1. A method for preforming complex hollow carbon fiber workpieces, characterized in that, The device includes a two-way splitter (1) and multiple three-way or more multi-way splitters (2). The two-way splitter (1) is composed of a single silicone core mold, and the multi-way splitter (2) is composed of a polyurethane core mold and at least one silicone core mold. The multi-way connection of the multi-way splitter (2) is formed by combining the silicone core mold and the polyurethane core mold. The polyurethane core mold is used to be permanently left at the multi-way connection after molding. The device includes the following steps: S1. Divide the complex structure into a single two-way split body and multiple three-way or more multi-way split bodies; S2. Cover the outer wall of the two-way split body and the multi-way split body with carbon fiber prepreg and roll it up to form split carbon fiber workpieces. S3. Extract the silicone core mold from step S2, leaving the polyurethane core mold inside the carbon fiber workpiece of the multi-channel split body. S4. Embed air duct guide lines in the split carbon fiber workpieces with multiple open ends, insert air ducts into carbon fiber workpieces with one end sealed by silicone rods, and connect the air duct guide lines and air ducts of adjacent carbon fiber workpieces. S5. Pull the duct guide line to pull the duct opening end out from inside the carbon fiber workpiece; S6. Design and manufacture pre-forming molds; S7. Place the disassembled carbon fiber parts into the mold and assemble them into a complete carbon fiber part. S8. Assemble the air nozzle at the open end of the pulled-out air duct and wrap it tightly with tape; S9. Compressed air is pumped into the air duct from the air nozzle through the compressor.

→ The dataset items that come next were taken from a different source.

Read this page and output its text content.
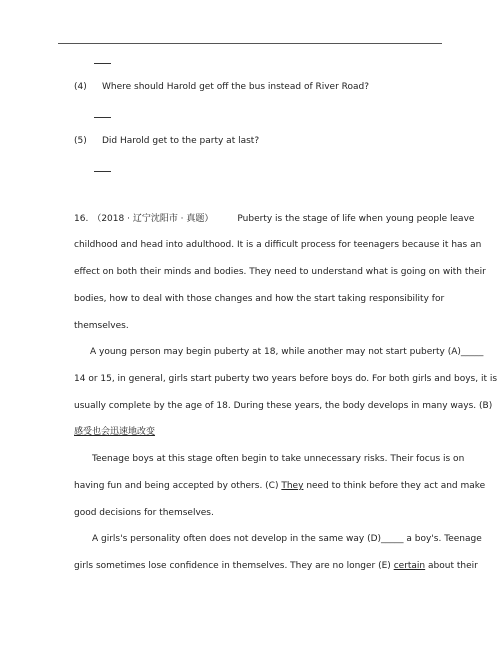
(4) Where should Harold get off the bus instead of River Road?
(5) Did Harold get to the party at last?
16. （2018 · 辽宁沈阳市 · 真题）	Puberty is the stage of life when young people leave
childhood and head into adulthood. It is a difficult process for teenagers because it has an
effect on both their minds and bodies. They need to understand what is going on with their
bodies, how to deal with those changes and how the start taking responsibility for
themselves.
A young person may begin puberty at 18, while another may not start puberty (A)_____
14 or 15, in general, girls start puberty two years before boys do. For both girls and boys, it is
usually complete by the age of 18. During these years, the body develops in many ways. (B)
感受也会迅速地改变
Teenage boys at this stage often begin to take unnecessary risks. Their focus is on
having fun and being accepted by others. (C) They need to think before they act and make
good decisions for themselves.
A girls's personality often does not develop in the same way (D)_____ a boy's. Teenage
girls sometimes lose confidence in themselves. They are no longer (E) certain about their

2. The method for preforming complex hollow carbon fiber workpieces according to claim 1, characterized in that: The multi-port connection of the multi-port split body (2) is formed by a combination of a silicone core mold and a polyurethane core mold.

3. The method for preforming complex hollow carbon fiber workpieces according to claim 1, characterized in that: The multi-channel split body (2) includes a Y-shaped split body (21), a T-shaped split body (22), and a ring-shaped split body (23).

4. The method for preforming complex hollow carbon fiber workpieces according to claim 1, characterized in that: A mating part (11) for forming a carbon fiber workpiece is provided between adjacent ends of the two-way split body (1) and the multiple multi-way split bodies (2).

5. The method for preforming complex hollow carbon fiber workpieces according to claim 1, characterized in that: The split carbon fiber workpieces produced in step S2 are interlocked and connected to each other.

6. The method for preforming complex hollow carbon fiber workpieces according to claim 1, characterized in that: In step S7, a sealed connection is made between the duct opening and the air nozzle.

7. The method for preforming complex hollow carbon fiber workpieces according to claim 1, characterized in that: In step S8, compressed air at 0.2 MPa is injected into the air duct.